SOLVE FOR THE VARIABLE
9/2m - 6 = -3 1/2 + 4m
nine halves m minus 6 = negative 3 and a half + 4m
thank you
Move every term with m in it onto one side, and the constants on the other. Divide the constant by the coefficient of m to get m.
9/2m - 4m = -3.5 + 6
2.5/0.5=5
M=5
9m/2 - 6 = -7/2 + 4m.
Multiply both sides by 2:
9m - 12 = -7 + 8m.
9m - 8m = 12 - 7.
m = 5.
To solve for the variable "m" in the equation:
9/2m - 6 = -3 1/2 + 4m
First, let's simplify the equation by converting all mixed fractions into improper fractions:
9/2m - 6 = -7/2 + 4m
Next, let's remove the fractions by multiplying every term in the equation by the least common denominator (LCD) of 2m:
(2m)(9/2m) - (2m)(6) = (2m)(-7/2) + (2m)(4m)
Simplifying, we get:
9 - 12m = -7m + 8m^2
Rearranging the terms, we get:
8m^2 + 12m - 7 = 0
This is now a quadratic equation. To solve it, we can either use factoring, completing the square, or the quadratic formula.

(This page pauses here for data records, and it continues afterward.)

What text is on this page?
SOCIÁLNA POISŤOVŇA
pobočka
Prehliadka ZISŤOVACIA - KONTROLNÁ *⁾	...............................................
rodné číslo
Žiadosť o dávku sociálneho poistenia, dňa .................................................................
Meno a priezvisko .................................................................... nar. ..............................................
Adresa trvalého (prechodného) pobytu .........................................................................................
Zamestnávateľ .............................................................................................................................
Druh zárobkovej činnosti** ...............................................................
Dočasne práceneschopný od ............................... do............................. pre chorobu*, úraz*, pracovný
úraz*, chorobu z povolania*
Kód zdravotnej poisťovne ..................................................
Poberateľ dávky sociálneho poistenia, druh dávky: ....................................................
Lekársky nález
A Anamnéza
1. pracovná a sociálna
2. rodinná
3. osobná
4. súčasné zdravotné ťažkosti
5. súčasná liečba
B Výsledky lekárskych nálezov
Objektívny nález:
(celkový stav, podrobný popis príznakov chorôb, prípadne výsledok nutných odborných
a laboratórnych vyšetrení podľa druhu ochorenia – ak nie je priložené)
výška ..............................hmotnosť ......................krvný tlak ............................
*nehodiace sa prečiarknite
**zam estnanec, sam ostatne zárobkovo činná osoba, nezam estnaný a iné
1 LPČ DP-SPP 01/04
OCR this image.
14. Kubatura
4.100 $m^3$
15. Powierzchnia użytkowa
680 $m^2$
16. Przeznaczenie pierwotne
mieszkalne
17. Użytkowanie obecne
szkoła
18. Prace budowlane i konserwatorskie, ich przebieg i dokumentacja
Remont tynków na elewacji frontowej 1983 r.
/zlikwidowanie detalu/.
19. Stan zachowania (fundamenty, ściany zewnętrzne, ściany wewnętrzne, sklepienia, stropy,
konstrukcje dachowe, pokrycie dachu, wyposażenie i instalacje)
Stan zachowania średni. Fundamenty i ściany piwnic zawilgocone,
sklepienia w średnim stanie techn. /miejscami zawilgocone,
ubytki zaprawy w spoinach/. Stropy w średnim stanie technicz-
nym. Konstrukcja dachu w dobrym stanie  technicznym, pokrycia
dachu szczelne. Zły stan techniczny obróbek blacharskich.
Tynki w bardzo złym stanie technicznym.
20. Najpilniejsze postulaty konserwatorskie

Let's use the quadratic formula:
m = (-b ± √(b^2 - 4ac)) / 2a
In this case, a = 8, b = 12, and c = -7. Substituting these values into the formula, we have:
m = (-12 ± √(12^2 - 4(8)(-7))) / (2(8))
Simplifying further:
m = (-12 ± √(144 + 224)) / 16
m = (-12 ± √368) / 16
m can be approximately equal to:
m ≈ (-12 ± 19.17) / 16
Now, we can calculate the two possible values of m:
m ≈ (-12 + 19.17) / 16 ≈ 7.17 / 16 ≈ 0.448
m ≈ (-12 - 19.17) / 16 ≈ -31.17 / 16 ≈ -1.946
Therefore, the possible solutions for m are approximately 0.448 and -1.946.